Wild, unconventional, rebellious--these are the words that describe James Dean, one of the most iconic Hollywood actors of the ’50s. This young man’s star rose at a time when the film industry was filled with goody-two-shoes types and people who followed the rules. Dean, as history tells us, was not one of them.
James Dean’s nonconformist attitude wasn’t just seen in his acting and his behavior. His choice of cars was likewise different from the pack. While everyone else was going for huge American cars such as the Ford Thunderbirds and the Chevy Bel-Airs, the rebel chose a German steed--Porsche. His first ride was a Porsche 356 Speedster.
The 356 Speedster was a two-door open-top roadster with a rear-engine, rear-wheel-drive layout. Its lightweight design made it a fast road-carver, despite the small motor under the rear engine cover. It could very well run with the American big boys. It was so speedy, in fact, that Dean entered it in the US West Coast racing scene.

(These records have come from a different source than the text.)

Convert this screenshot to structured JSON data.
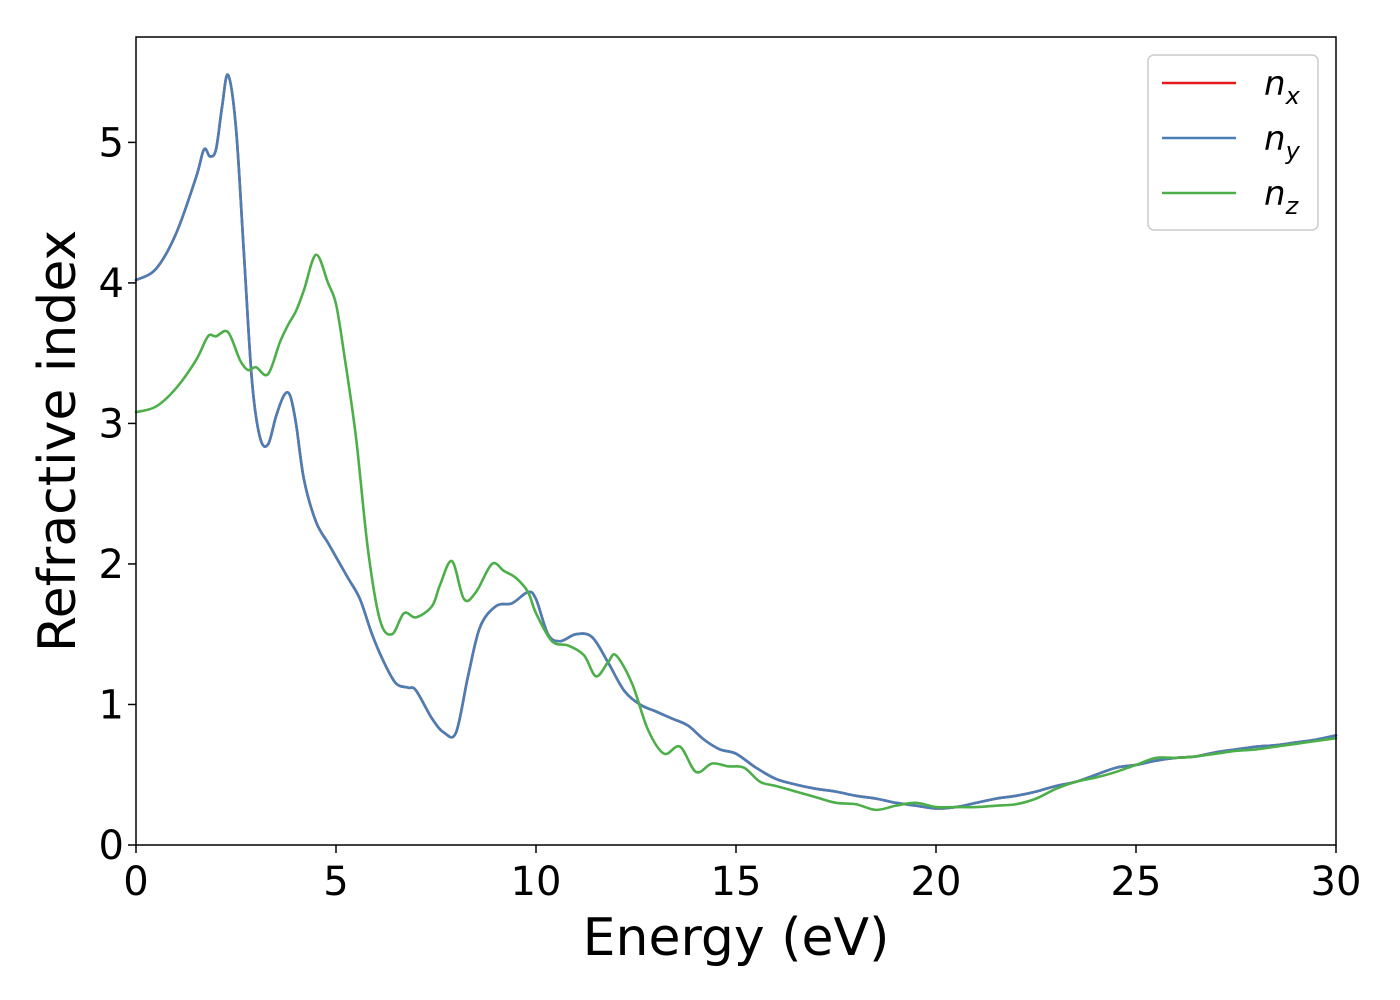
{
  "chart_data": {
    "type": "line",
    "title": "",
    "xlabel": "Energy (eV)",
    "ylabel": "Refractive index",
    "xlim": [
      0,
      30
    ],
    "ylim": [
      0,
      5.75
    ],
    "xticks": [
      0,
      5,
      10,
      15,
      20,
      25,
      30
    ],
    "yticks": [
      0,
      1,
      2,
      3,
      4,
      5
    ],
    "grid": false,
    "legend_position": "top-right",
    "series": [
      {
        "name": "n_x",
        "legend_base": "n",
        "legend_sub": "x",
        "color": "#e41a1c",
        "x": [
          0,
          0.5,
          1.0,
          1.5,
          1.7,
          1.85,
          2.0,
          2.15,
          2.3,
          2.5,
          2.7,
          2.9,
          3.1,
          3.3,
          3.5,
          3.7,
          3.85,
          4.0,
          4.2,
          4.5,
          4.8,
          5.0,
          5.3,
          5.6,
          5.9,
          6.2,
          6.5,
          6.8,
          7.0,
          7.4,
          7.7,
          8.0,
          8.3,
          8.6,
          9.0,
          9.4,
          9.8,
          10.0,
          10.3,
          10.6,
          11.0,
          11.4,
          11.8,
          12.2,
          12.6,
          13.0,
          13.4,
          13.8,
          14.2,
          14.6,
          15.0,
          15.5,
          16.0,
          16.5,
          17.0,
          17.5,
          18.0,
          18.5,
          19.0,
          19.5,
          20.0,
          20.5,
          21.0,
          21.5,
          22.0,
          22.5,
          23.0,
          23.5,
          24.0,
          24.5,
          25.0,
          25.5,
          26.0,
          26.5,
          27.0,
          27.5,
          28.0,
          28.5,
          29.0,
          29.5,
          30.0
        ],
        "y": [
          4.02,
          4.1,
          4.35,
          4.75,
          4.95,
          4.9,
          4.95,
          5.25,
          5.48,
          5.1,
          4.2,
          3.3,
          2.9,
          2.85,
          3.05,
          3.2,
          3.2,
          3.0,
          2.6,
          2.3,
          2.15,
          2.05,
          1.9,
          1.75,
          1.5,
          1.3,
          1.15,
          1.12,
          1.1,
          0.9,
          0.8,
          0.8,
          1.2,
          1.55,
          1.7,
          1.72,
          1.8,
          1.75,
          1.5,
          1.45,
          1.5,
          1.48,
          1.3,
          1.1,
          1.0,
          0.95,
          0.9,
          0.85,
          0.75,
          0.68,
          0.65,
          0.55,
          0.47,
          0.43,
          0.4,
          0.38,
          0.35,
          0.33,
          0.3,
          0.28,
          0.26,
          0.27,
          0.3,
          0.33,
          0.35,
          0.38,
          0.42,
          0.45,
          0.5,
          0.55,
          0.57,
          0.6,
          0.62,
          0.63,
          0.66,
          0.68,
          0.7,
          0.71,
          0.73,
          0.75,
          0.78
        ]
      },
      {
        "name": "n_y",
        "legend_base": "n",
        "legend_sub": "y",
        "color": "#4a7fb6",
        "x": [
          0,
          0.5,
          1.0,
          1.5,
          1.7,
          1.85,
          2.0,
          2.15,
          2.3,
          2.5,
          2.7,
          2.9,
          3.1,
          3.3,
          3.5,
          3.7,
          3.85,
          4.0,
          4.2,
          4.5,
          4.8,
          5.0,
          5.3,
          5.6,
          5.9,
          6.2,
          6.5,
          6.8,
          7.0,
          7.4,
          7.7,
          8.0,
          8.3,
          8.6,
          9.0,
          9.4,
          9.8,
          10.0,
          10.3,
          10.6,
          11.0,
          11.4,
          11.8,
          12.2,
          12.6,
          13.0,
          13.4,
          13.8,
          14.2,
          14.6,
          15.0,
          15.5,
          16.0,
          16.5,
          17.0,
          17.5,
          18.0,
          18.5,
          19.0,
          19.5,
          20.0,
          20.5,
          21.0,
          21.5,
          22.0,
          22.5,
          23.0,
          23.5,
          24.0,
          24.5,
          25.0,
          25.5,
          26.0,
          26.5,
          27.0,
          27.5,
          28.0,
          28.5,
          29.0,
          29.5,
          30.0
        ],
        "y": [
          4.02,
          4.1,
          4.35,
          4.75,
          4.95,
          4.9,
          4.95,
          5.25,
          5.48,
          5.1,
          4.2,
          3.3,
          2.9,
          2.85,
          3.05,
          3.2,
          3.2,
          3.0,
          2.6,
          2.3,
          2.15,
          2.05,
          1.9,
          1.75,
          1.5,
          1.3,
          1.15,
          1.12,
          1.1,
          0.9,
          0.8,
          0.8,
          1.2,
          1.55,
          1.7,
          1.72,
          1.8,
          1.75,
          1.5,
          1.45,
          1.5,
          1.48,
          1.3,
          1.1,
          1.0,
          0.95,
          0.9,
          0.85,
          0.75,
          0.68,
          0.65,
          0.55,
          0.47,
          0.43,
          0.4,
          0.38,
          0.35,
          0.33,
          0.3,
          0.28,
          0.26,
          0.27,
          0.3,
          0.33,
          0.35,
          0.38,
          0.42,
          0.45,
          0.5,
          0.55,
          0.57,
          0.6,
          0.62,
          0.63,
          0.66,
          0.68,
          0.7,
          0.71,
          0.73,
          0.75,
          0.78
        ]
      },
      {
        "name": "n_z",
        "legend_base": "n",
        "legend_sub": "z",
        "color": "#4daf4a",
        "x": [
          0,
          0.5,
          1.0,
          1.5,
          1.8,
          2.0,
          2.3,
          2.6,
          2.8,
          3.0,
          3.3,
          3.6,
          3.8,
          4.0,
          4.2,
          4.5,
          4.8,
          5.0,
          5.2,
          5.5,
          5.8,
          6.1,
          6.4,
          6.7,
          7.0,
          7.4,
          7.6,
          7.9,
          8.2,
          8.5,
          8.9,
          9.2,
          9.5,
          9.8,
          10.0,
          10.4,
          10.8,
          11.2,
          11.5,
          11.8,
          12.0,
          12.4,
          12.8,
          13.2,
          13.6,
          14.0,
          14.4,
          14.8,
          15.2,
          15.6,
          16.0,
          16.5,
          17.0,
          17.5,
          18.0,
          18.5,
          19.0,
          19.5,
          20.0,
          20.5,
          21.0,
          21.5,
          22.0,
          22.5,
          23.0,
          23.5,
          24.0,
          24.5,
          25.0,
          25.5,
          26.0,
          26.5,
          27.0,
          27.5,
          28.0,
          28.5,
          29.0,
          29.5,
          30.0
        ],
        "y": [
          3.08,
          3.12,
          3.25,
          3.45,
          3.62,
          3.62,
          3.65,
          3.45,
          3.38,
          3.4,
          3.35,
          3.58,
          3.7,
          3.8,
          3.95,
          4.2,
          4.0,
          3.85,
          3.5,
          2.9,
          2.1,
          1.6,
          1.5,
          1.65,
          1.62,
          1.7,
          1.85,
          2.02,
          1.75,
          1.8,
          2.0,
          1.95,
          1.9,
          1.8,
          1.65,
          1.45,
          1.42,
          1.35,
          1.2,
          1.3,
          1.35,
          1.15,
          0.82,
          0.65,
          0.7,
          0.52,
          0.58,
          0.56,
          0.55,
          0.45,
          0.42,
          0.38,
          0.34,
          0.3,
          0.29,
          0.25,
          0.28,
          0.3,
          0.27,
          0.27,
          0.27,
          0.28,
          0.29,
          0.33,
          0.4,
          0.45,
          0.48,
          0.52,
          0.57,
          0.62,
          0.62,
          0.63,
          0.65,
          0.67,
          0.68,
          0.7,
          0.72,
          0.74,
          0.76
        ]
      }
    ]
  }
}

That car was just the beginning of Dean’s love affair with the German brand. In 1955, he traded in his ride for a more powerful 550 Spyder. While every other car at the time was packing a large and thirsty V6 or V8 mill, the 550 Spyder had a pint-size flat-four-cylinder motor that put out a seemingly measly 110hp. But thanks to its feather-light 550kg weight, the car could zoom to a top speed of 230kph. It showed that despite being a different breed, it could keep up with or even beat the best of them--just like the rebellious owner behind the wheel.
And then it happened. On September 30, 1955, James Dean met an untimely death while en route to the Salinas racetrack. Riding shotgun was German mechanic Rolf Wutherich, who had earlier advised Dean to properly break in his new car before entering it in its first race, which he had intended to do at Salinas.
Just before 6pm on that fateful day, a fatal crash took place at the junction of Highway 41 going to Fresno. The 550 Spyder, with the starting number "130" painted on it and bearing the nickname "Little Bastard," was wrecked. As for the Hollywood legend, he died on the way to the hospital.
It has been 60 years since that terrible car crash that claimed the life of then 24-year-old James Dean. Yet all this time, Dean’s memory has lived on, not only through his films but also in the way people see him--a rebel who showed the world that it was kind of cool to be different. And just like Dean, Porsche's 356 Speedster and 550 Spyder are cars that made their mark in automotive history. They were among the first automobiles that proved that you didn’t need to pack a large V8 lump to go fast.